Жил бы я в полуподвале, там всегда стояли бы сумерки. В сумерках такие слова чувствовали бы себя как дома и мгновенно падали бы на пол, грохоча собственным избытком, как виноград рушится на южную веранду. Их хорошо себе представить: она валятся на пол, как клопы с потолка, ползут, не нужны и знают, что по шерстке их не погладят. Ползут, бормочут буквами, шипят и скрипят. Покрывают весь пол серым ворсом вшивого ковра, кишат, заползая друг другу в дырочки и петельки. Потом находят щели и лезут на улицу. Улица оказывается замусоренной словами, бормочет, лепечет, картавит, роняет слюни.
Что бывает в полуподвалах, кроме сумерек, железной воды из-под, крана, отсыревших вещей, небольшого запаха гнили и отсыревшего хлеба: не черствеет, лишь покрывается плесенью? Что-то бывает, не вспомнить только какое-то дурацкое слово. Нет в нем ничего возвышенного, это же каждый раз какая-то громкая гадость хочет встать на положенное ей место и, встав туда, затухнет, и, значит, подошла очередь следующей. Все до визга необходимые звуки друг за дружкой влезут на свои места, а снаружи снова завизжит от нетерпения вставиться на место следующая необходимость.

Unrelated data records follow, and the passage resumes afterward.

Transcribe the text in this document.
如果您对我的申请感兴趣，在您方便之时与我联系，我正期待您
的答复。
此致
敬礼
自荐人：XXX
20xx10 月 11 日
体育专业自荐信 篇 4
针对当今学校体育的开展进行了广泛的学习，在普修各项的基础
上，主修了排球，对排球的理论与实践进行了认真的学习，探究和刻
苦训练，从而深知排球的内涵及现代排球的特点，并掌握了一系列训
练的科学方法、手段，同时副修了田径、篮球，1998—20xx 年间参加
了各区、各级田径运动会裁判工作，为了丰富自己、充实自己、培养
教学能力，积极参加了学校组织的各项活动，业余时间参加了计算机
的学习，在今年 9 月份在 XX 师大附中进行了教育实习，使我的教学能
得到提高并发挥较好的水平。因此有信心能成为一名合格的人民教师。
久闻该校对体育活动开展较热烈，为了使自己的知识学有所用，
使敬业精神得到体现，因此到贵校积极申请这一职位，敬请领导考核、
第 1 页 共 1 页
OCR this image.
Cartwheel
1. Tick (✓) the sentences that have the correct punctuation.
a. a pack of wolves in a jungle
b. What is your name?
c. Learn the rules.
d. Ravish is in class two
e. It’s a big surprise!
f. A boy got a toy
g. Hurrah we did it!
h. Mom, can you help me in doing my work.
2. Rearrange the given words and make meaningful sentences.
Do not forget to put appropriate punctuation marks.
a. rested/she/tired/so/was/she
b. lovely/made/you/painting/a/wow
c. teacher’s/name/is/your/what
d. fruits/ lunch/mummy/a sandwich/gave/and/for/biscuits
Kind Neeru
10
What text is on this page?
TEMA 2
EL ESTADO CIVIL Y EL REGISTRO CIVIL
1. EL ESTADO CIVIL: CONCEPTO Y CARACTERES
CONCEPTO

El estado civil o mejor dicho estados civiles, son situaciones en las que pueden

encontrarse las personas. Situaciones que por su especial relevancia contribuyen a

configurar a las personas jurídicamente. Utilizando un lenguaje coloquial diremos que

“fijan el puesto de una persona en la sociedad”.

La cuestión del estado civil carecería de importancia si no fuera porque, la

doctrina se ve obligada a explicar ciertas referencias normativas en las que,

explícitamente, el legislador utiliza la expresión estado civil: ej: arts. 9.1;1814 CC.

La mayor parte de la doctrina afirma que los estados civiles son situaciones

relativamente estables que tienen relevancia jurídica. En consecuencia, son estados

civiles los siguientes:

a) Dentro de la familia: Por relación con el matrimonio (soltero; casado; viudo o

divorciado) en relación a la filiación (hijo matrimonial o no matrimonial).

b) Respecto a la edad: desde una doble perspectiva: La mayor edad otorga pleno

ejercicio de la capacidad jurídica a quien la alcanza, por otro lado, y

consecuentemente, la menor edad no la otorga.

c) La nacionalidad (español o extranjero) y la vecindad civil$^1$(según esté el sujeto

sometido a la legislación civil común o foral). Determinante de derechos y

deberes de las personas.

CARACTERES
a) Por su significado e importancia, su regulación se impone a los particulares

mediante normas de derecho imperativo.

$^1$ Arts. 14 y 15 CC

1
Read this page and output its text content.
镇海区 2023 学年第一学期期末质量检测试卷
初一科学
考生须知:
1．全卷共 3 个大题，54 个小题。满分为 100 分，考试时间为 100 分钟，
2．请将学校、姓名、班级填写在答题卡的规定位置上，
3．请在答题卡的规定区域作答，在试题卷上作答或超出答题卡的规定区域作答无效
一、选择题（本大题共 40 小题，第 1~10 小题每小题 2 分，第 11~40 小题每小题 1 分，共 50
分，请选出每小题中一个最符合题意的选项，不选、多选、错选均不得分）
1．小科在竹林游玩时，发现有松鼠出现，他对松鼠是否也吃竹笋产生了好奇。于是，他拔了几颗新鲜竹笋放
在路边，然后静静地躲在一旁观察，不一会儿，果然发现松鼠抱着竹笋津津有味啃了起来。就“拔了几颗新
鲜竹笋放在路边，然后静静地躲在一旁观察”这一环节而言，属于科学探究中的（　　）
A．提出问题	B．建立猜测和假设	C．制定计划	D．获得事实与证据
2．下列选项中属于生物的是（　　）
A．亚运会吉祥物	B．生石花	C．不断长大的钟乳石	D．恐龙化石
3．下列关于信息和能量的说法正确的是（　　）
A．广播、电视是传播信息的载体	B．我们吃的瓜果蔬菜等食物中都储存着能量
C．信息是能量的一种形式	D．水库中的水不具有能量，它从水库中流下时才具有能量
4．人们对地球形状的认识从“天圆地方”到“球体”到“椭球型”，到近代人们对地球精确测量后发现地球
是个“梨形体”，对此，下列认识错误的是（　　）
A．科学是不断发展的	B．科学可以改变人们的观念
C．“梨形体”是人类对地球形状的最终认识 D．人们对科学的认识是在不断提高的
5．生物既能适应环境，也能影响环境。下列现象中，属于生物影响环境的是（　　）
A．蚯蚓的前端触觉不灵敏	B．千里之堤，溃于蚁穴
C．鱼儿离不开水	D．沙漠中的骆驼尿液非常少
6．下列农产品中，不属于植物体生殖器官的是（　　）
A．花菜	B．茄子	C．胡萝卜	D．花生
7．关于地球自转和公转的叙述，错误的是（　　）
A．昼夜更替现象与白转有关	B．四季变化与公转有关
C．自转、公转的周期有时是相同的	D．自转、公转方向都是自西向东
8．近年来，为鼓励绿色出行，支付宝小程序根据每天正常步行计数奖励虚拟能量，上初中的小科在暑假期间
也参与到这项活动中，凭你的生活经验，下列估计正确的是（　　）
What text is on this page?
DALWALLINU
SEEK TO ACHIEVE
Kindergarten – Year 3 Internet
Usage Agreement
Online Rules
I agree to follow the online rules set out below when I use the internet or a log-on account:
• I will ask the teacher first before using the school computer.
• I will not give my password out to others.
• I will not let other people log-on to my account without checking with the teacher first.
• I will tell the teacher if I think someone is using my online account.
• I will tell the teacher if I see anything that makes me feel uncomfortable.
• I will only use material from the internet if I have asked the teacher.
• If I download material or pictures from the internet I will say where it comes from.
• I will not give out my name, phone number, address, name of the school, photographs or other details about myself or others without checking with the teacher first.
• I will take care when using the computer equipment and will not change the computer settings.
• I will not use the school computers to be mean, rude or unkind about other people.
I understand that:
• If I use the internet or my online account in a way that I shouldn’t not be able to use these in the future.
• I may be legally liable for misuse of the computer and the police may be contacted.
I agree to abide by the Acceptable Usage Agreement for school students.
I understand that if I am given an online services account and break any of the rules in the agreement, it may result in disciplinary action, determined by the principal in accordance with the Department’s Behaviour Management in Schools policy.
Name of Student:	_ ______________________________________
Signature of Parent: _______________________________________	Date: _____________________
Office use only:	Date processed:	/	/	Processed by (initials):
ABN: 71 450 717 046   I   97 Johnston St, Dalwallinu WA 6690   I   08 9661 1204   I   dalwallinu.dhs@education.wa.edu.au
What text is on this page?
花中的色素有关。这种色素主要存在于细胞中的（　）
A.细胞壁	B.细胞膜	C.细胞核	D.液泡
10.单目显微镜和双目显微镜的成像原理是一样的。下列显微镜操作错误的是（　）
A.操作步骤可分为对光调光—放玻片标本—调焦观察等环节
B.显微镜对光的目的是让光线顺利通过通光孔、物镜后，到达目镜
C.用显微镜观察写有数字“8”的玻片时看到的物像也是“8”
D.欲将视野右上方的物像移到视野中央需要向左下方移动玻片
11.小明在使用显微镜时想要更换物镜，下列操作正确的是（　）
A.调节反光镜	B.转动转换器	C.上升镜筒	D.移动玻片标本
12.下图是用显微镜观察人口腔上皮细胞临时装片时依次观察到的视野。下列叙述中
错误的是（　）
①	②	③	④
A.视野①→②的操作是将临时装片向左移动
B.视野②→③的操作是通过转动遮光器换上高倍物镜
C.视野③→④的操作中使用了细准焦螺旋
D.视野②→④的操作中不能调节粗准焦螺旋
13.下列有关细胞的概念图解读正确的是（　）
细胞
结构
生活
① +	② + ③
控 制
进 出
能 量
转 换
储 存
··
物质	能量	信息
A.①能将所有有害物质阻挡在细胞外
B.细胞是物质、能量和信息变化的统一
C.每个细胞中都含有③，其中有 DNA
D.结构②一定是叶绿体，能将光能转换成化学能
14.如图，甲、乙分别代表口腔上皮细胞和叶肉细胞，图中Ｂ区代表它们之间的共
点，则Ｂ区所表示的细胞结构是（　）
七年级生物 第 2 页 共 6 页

Когда бы жил в полуподвале, я б спал до полудня. На службу не ходил бы, пил бы железную воду из-под латунного крана, писал бы знакомым письма из-под полуметра земли. Слова, которых потом не помнишь, там, верно, и живут - в полуметре под землей, под, асфальтом, пахнут сыростью. Все время растут, растут, вылезая наружу какими-то скользкими, незаметными пятаками.
Лезут из-под асфальта, камней, выпирают из убитой земли, раздвигая ее с треском: и тут их оставит то, что заставляло их продираться наверх. Они станут отдельными, забудут про соседей и превратятся в моль, в бабочек, в пыль, в камешки, в бессвязные звуки: исчезнут, будто и не было: раз уж их не заметили за эти секунд, двадцать, за которые к ним не успели привыкнуть.